Minimum Liability InsuranceThe most basic part of auto insurance, and the part generally required by the government of the state where you live, is the liability coverage that pays for bodily injury and property damage if you injure people or destroy their property in a traffic accident where you are at fault.

When you see those liability minimums expressed in print, they'll usually say something like "25/50/25," which means your insurance company will pay up to $25,000 if one person is injured or killed, $50,000 if there is a claim from more than one person, and up to $25,000 to cover property damage.

While most states have minimum requirements for the liability insurance, having only the minimum is not enough for all people in all situations. How do you know whether or not you have enough coverage? There are several points to consider:

  • Learn the minimum car insurance liability limits required in your state. They're usually available on the web page for your state's Department of Motor Vehicles, but your insurance company or agent will have this information, as well. It's their job, after all.
  • Calculate your assets. Insurance exists to protect you from losing anything in a lawsuit, so remember that "assets" doesn't mean just mean "cash." If you own a business, a home, a boat, or expensive art work or computer equipment, you will probably need more than the minimum liability coverage required by your state in order to be adequately protected. If you have significant assets, however, you may want to consider a personal umbrella policy, rather than merely maxing out your liability insurance.

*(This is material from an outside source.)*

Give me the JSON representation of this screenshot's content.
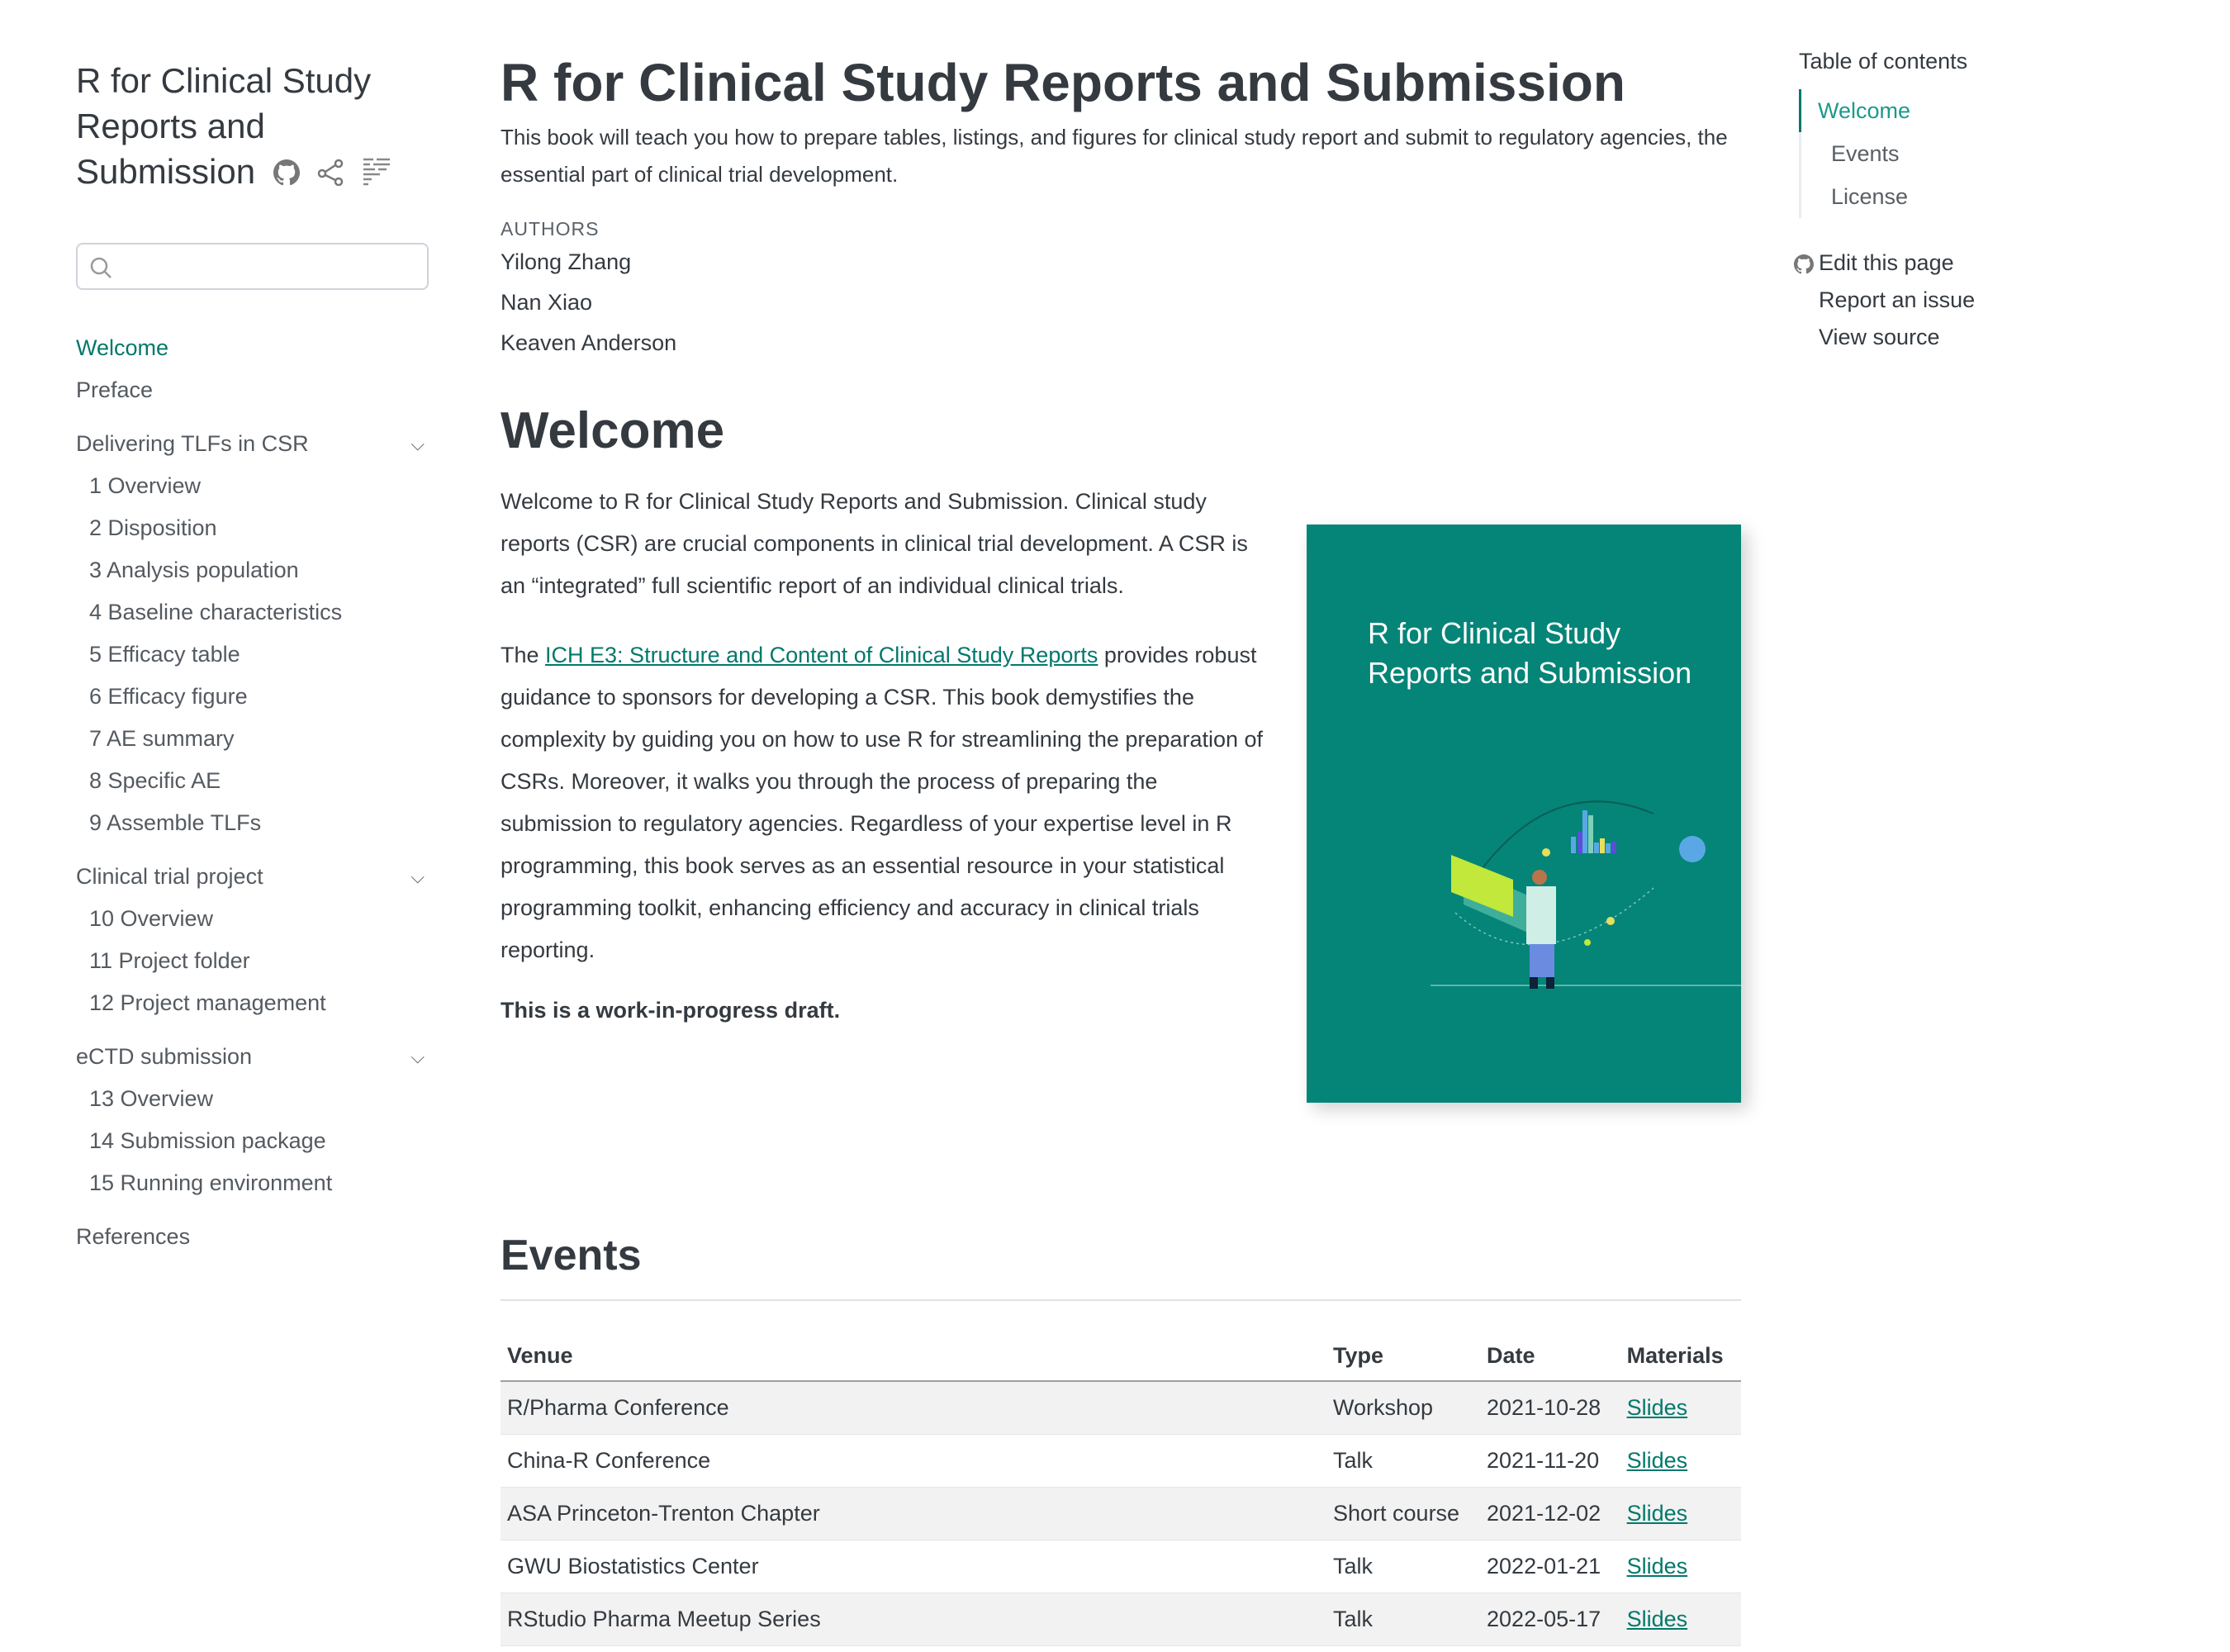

  • Think about what you do for a living. If you have a very risky profession (astronaut, test pilot, race car driver, or work on an oil rig) or a very public profession (politics, performing arts, corporate spokesperson for your own business) people will assume you have a high salary, so you may want to boost the liability coverage on your car insurance to protect that perceived income. Also, if you do a lot of driving for work, your employer may require extra liability coverage.

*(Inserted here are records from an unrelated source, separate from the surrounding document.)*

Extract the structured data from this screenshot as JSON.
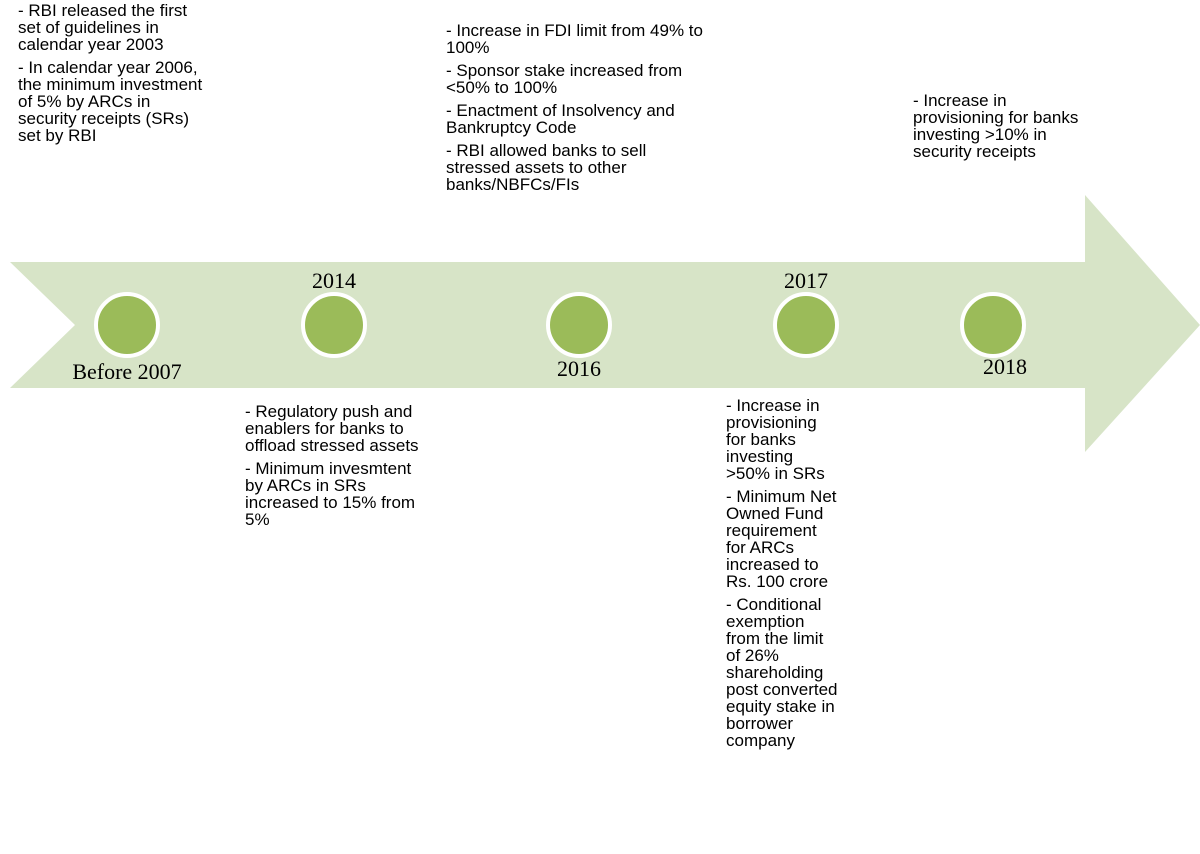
{
  "milestones": [
    {
      "label": "Before 2007",
      "notes": [
        "- RBI released the first set of guidelines in calendar year 2003",
        "- In calendar year 2006, the minimum investment of 5% by ARCs in security receipts (SRs) set by RBI"
      ]
    },
    {
      "label": "2014",
      "notes": [
        "- Regulatory push and enablers for banks to offload stressed assets",
        "- Minimum invesmtent by ARCs in SRs increased to 15% from 5%"
      ]
    },
    {
      "label": "2016",
      "notes": [
        "- Increase in FDI limit from 49% to 100%",
        "- Sponsor stake increased from <50% to 100%",
        "- Enactment of Insolvency and Bankruptcy Code",
        "- RBI allowed banks to sell stressed assets to other banks/NBFCs/FIs"
      ]
    },
    {
      "label": "2017",
      "notes": [
        "- Increase in provisioning for banks investing >50% in SRs",
        "- Minimum Net Owned Fund requirement for ARCs increased to Rs. 100 crore",
        "- Conditional exemption from the limit of 26% shareholding post converted equity stake in borrower company"
      ]
    },
    {
      "label": "2018",
      "notes": [
        "- Increase in provisioning for banks investing >10% in security receipts"
      ]
    }
  ]
}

  • Consider the ages of the drivers in your family. Teenagers are more accident prone than middle-aged adults, so increasing liability is a good idea, especially since you're responsible for your teenager until they finish school, even if they have insurance in their own name. Likewise, senior citizens are more likely than slightly younger counterparts to get into accidents.

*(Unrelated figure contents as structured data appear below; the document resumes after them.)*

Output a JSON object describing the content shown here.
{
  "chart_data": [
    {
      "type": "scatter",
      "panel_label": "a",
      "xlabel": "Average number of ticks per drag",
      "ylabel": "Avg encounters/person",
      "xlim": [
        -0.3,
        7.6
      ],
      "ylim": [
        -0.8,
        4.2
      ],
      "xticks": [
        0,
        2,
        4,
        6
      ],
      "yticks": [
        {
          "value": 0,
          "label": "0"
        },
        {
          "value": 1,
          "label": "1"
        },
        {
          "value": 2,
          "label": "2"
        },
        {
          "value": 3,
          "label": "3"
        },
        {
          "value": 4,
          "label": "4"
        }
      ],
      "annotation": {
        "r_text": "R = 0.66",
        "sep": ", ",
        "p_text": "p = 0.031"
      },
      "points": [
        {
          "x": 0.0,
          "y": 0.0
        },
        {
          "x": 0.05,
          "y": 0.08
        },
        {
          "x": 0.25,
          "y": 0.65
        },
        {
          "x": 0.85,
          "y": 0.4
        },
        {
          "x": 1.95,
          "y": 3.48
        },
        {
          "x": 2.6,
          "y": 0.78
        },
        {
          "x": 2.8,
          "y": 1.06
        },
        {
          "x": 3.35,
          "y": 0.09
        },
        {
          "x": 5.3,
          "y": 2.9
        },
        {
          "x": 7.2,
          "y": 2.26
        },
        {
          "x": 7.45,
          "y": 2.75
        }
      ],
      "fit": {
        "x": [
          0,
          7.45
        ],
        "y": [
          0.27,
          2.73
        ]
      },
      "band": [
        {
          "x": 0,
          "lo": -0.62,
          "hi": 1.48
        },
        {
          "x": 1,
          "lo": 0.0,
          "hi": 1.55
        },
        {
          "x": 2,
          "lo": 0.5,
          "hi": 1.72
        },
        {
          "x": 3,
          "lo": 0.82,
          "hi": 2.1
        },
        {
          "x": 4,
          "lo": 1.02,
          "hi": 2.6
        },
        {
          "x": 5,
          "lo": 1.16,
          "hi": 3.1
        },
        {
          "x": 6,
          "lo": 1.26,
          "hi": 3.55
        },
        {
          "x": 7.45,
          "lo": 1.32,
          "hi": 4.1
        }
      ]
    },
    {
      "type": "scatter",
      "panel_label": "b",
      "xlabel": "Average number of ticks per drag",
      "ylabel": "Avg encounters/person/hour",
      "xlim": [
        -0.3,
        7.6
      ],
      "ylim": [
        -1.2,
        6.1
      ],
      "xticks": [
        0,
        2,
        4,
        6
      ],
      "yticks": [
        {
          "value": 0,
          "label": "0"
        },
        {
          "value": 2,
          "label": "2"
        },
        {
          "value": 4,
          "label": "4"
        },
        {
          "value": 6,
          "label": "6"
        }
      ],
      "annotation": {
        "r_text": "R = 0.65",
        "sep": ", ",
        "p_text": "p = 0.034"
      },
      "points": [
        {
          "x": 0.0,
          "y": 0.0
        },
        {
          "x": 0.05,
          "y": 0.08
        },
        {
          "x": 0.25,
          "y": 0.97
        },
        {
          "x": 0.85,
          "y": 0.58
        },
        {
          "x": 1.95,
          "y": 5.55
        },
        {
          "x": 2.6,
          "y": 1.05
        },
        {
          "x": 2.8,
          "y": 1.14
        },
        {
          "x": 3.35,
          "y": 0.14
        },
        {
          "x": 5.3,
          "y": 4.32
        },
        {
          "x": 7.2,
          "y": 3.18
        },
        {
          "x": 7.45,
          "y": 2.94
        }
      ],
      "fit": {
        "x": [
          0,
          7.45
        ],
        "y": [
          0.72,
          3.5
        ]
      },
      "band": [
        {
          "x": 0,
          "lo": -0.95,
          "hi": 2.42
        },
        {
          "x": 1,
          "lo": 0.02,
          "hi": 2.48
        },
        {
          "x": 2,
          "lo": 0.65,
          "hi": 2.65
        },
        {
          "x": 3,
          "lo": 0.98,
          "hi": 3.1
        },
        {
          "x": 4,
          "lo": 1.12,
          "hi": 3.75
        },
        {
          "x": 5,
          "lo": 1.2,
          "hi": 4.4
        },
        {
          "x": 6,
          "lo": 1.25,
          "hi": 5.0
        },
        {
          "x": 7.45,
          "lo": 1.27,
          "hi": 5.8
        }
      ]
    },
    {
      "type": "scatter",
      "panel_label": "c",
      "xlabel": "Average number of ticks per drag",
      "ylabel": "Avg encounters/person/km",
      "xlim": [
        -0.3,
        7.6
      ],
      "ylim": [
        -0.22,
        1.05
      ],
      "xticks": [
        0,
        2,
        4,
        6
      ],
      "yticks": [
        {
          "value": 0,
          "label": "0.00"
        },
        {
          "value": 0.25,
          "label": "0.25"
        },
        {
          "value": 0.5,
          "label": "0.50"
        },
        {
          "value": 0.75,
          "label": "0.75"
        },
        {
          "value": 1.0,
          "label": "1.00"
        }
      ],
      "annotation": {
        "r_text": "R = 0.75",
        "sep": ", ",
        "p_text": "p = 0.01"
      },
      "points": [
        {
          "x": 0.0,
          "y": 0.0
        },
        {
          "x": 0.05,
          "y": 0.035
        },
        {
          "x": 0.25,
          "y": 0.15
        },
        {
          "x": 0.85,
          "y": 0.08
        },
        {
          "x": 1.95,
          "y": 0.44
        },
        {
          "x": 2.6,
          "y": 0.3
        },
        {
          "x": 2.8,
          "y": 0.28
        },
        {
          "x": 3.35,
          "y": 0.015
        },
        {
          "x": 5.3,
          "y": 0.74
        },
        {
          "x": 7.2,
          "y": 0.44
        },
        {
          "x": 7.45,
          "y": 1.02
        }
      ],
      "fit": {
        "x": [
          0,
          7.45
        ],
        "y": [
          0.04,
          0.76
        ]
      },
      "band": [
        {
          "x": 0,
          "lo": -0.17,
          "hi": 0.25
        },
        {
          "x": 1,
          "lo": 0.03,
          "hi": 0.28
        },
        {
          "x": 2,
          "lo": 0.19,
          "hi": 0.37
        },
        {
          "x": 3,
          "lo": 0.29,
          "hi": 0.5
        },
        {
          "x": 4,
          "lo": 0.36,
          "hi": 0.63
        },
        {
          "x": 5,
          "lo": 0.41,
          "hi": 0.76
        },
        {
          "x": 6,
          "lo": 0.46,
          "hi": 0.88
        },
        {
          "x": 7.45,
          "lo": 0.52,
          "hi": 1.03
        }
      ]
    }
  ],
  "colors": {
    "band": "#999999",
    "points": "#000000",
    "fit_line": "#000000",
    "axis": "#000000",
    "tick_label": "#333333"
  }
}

  • Determine the value of the cars you own - or the other cars on the road. $25,000, a fairly common property damage coverage amount, may seem like a lot until you realize that many of the cars you see on the road - and probably even your own car - would cost much more than that to replace.
  • Remember that an accident may include more than just two cars. If you cause a crash where the car you hit is pushed into another car, your liability exposure just doubled.

If all of these scenarios have you feeling worried or scared, take a minute to take a deep breath. Increasing your liability coverage will protect your assets in most of these situations, and won't impact your insurance premium all that greatly. Remember that the cheapest insurance you can buy isn't necessarily the best policy for you, and spending a little more now is likely to be considerably less expensive in the long run.